Sen. Tim Scott fashions himself a Christian. Why does he lie about Trump and crime? | Opinion

Over the weekend, a man recently convicted of 34 felonies decided to lie to Black people about crime. One of his top sycophants did the same. One took to what was described as a Black church, and the other to TV news to sell the falsehood that violent crime has gotten worse over the past four years.

“Under Joe Biden, we’ve seen the movement to defund the police, leaving communities like the one I grew up in devastated and ravaged by a wave of violent crime that we have not seen, literally, in five decades,” South Carolina Sen. Tim Scott told ABC News.

Issac Bailey
Issac Bailey

Scott also said “we’ve seen a spike in violent crime” during President Biden’s tenure in the White House. Scott was not telling the truth.

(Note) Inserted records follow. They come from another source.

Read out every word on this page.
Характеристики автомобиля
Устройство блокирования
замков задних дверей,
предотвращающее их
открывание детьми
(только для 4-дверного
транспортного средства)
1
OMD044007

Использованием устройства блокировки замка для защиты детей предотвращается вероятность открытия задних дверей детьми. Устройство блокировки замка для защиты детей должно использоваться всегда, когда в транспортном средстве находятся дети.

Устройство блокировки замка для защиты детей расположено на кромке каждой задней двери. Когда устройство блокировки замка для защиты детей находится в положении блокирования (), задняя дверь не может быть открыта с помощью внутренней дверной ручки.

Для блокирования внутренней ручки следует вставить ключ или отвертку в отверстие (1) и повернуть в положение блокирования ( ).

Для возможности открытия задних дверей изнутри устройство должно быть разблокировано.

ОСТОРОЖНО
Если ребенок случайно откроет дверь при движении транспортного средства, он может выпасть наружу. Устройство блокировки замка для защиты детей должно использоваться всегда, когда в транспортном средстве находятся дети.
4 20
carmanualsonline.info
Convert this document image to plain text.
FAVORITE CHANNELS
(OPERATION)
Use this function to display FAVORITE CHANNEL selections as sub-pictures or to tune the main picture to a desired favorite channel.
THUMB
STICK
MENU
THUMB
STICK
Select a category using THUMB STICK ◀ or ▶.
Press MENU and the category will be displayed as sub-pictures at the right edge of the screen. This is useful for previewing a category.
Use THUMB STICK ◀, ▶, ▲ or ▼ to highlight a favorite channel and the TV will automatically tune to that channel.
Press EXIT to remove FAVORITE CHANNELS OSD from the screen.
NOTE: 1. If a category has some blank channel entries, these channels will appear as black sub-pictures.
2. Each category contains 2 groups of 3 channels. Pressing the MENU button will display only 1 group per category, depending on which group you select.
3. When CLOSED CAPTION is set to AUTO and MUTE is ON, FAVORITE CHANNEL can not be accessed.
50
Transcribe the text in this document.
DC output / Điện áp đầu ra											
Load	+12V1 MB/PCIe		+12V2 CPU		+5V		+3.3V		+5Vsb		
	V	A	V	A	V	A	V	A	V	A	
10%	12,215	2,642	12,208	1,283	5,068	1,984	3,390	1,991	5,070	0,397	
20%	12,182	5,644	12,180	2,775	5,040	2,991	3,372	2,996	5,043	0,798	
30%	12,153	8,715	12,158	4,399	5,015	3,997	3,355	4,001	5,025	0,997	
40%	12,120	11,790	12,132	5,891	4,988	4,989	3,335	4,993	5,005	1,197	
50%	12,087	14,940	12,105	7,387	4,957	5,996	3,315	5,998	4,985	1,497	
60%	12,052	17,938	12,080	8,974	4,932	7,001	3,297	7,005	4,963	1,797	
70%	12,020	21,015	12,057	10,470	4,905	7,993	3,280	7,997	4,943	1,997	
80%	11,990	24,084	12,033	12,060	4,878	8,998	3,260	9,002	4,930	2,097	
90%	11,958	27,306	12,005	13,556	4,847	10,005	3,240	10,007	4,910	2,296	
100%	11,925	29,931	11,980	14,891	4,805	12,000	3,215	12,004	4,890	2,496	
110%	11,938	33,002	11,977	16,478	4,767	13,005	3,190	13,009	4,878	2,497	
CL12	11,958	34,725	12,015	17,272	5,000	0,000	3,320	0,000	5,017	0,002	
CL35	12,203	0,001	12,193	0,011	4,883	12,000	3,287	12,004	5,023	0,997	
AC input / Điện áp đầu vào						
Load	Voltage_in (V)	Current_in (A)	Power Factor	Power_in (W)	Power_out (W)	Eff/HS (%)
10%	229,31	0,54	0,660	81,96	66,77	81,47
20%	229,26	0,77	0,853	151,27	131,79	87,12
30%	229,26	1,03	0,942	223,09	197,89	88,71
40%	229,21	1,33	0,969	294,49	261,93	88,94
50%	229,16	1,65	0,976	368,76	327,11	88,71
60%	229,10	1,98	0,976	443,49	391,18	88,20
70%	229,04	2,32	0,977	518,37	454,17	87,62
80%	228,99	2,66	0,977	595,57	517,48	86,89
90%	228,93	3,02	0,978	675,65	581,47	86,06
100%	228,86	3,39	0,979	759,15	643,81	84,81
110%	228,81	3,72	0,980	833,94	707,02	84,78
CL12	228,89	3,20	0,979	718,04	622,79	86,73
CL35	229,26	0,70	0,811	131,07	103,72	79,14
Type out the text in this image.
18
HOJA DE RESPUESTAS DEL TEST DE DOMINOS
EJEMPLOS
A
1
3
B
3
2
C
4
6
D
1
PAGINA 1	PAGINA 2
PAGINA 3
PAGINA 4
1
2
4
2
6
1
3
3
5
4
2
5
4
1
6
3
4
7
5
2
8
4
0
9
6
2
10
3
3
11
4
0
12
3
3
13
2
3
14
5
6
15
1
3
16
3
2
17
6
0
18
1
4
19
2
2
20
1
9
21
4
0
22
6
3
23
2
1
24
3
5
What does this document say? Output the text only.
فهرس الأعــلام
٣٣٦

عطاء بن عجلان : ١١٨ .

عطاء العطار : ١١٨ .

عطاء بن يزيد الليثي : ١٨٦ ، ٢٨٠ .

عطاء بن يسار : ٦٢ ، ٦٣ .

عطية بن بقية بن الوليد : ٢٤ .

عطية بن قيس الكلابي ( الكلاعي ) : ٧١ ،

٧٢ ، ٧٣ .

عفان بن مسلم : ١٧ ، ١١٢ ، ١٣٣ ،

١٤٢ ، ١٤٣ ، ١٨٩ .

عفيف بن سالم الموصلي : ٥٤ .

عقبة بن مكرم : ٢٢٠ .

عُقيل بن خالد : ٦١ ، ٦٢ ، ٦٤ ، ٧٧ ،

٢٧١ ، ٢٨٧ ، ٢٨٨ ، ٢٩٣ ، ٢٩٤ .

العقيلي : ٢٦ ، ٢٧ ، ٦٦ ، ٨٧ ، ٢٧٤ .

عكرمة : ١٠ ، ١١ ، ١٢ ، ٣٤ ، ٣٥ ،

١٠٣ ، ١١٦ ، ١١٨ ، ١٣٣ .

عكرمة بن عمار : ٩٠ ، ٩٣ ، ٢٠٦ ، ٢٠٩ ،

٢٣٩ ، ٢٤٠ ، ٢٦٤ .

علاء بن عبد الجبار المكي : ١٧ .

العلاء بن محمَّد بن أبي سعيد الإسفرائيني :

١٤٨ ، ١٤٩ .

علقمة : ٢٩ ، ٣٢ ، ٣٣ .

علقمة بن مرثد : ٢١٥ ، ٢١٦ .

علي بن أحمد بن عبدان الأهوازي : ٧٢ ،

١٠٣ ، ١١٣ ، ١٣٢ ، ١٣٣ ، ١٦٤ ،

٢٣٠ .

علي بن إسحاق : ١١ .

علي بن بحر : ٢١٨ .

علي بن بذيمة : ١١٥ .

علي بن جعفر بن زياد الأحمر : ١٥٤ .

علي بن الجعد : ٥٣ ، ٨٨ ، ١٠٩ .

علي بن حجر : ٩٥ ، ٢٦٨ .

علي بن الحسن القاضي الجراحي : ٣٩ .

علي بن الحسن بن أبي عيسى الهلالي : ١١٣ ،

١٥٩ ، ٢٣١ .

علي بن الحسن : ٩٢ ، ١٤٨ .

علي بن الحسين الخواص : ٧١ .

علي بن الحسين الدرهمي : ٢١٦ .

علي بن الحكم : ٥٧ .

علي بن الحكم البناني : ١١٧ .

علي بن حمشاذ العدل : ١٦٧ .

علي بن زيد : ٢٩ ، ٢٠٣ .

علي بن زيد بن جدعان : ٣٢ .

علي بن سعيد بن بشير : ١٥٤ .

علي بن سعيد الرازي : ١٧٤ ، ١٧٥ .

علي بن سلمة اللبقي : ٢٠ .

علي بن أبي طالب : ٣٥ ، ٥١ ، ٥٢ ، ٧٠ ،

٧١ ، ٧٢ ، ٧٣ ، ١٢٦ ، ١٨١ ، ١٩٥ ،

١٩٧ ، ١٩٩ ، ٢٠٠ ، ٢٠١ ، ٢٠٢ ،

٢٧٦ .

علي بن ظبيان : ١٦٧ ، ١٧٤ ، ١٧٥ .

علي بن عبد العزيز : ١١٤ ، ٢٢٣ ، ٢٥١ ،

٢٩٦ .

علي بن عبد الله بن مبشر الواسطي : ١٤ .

Meanwhile, former President Trump took to the stage in of a Detroit church in front of a mostly-white audience and declared: “Look, the crime is most rampant right here and in African American communities. More people see me and they say, ‘Sir, we want protection. We want police to protect us. We don’t want to get robbed and mugged and beat up or killed because we want to walk across the street to buy a loaf of bread.’”

“The biggest thing we can do is stop the crime,” Trump said.

Trump knows about crime better than most, given he’s committed so many. Let us not forget he has been convicted of 34 felony charges stemming from efforts to hide an illicit affair with a porn star by using dishonest business records in a way that broke election law in New York. He’s scheduled to be sentenced in about a month.

You should probably hide the next portion of this column from kids who might accidentally read it over your shoulder. It’s that bad, that ugly.

The presumptive GOP presidential nominee for a party that has long believed its full of “values voters” and typifies “family values” was also held civilly liable for having raped E. Jean Carroll. Initially, there was some debate about if it amounted to a finding of rape or just sexual abuse. It was a technical debate, one that the judge stepped in to clarify. Though there was a bit of confusion because of technical definitions, the judge said that in “common modern parlance,” Trump raped Carroll.

And, of course, about a month before his 2016 election Trump was caught on audio bragging about being able to casually sexually assault women.

That doesn’t even include Trump being found guilty of fraud in civil court in February and his facing dozens of other criminal indictments, including trying to overturn the 2020 election.

That’s the man that South Carolina Sen. Tim Scott — who fashions himself an upstanding God-fearing Christian and moral center of the Republican Party — was advocating for this weekend and has for the past eight years.

Scott has been doing that even though homicides increased at a historic rate during Trump’s final year in office by nearly 30%, the largest one-year increase in recorded U.S. history.

Under Biden, crime has been decreasing at a historic rate, a reversal that hasn’t gotten enough attention. As of now, the murder rate is dropping at a rate not seen since at least 1996 — while Biden is in the White House.

If Scott wanted to ensure fewer Americans are going to be affected by crime, particularly those in communities like the ones he grew up in, he’d do the sensible thing and try to stop Trump from regaining power. Instead, he’s peddling lies to put that one-man crime wave back in the Oval Office.

Scott isn’t serious about fighting wrongdoing. He wants to reward it, especially if it’s Trump committing the bad acts.

Issac Bailey is a McClatchy Opinion writer in North and South Carolina.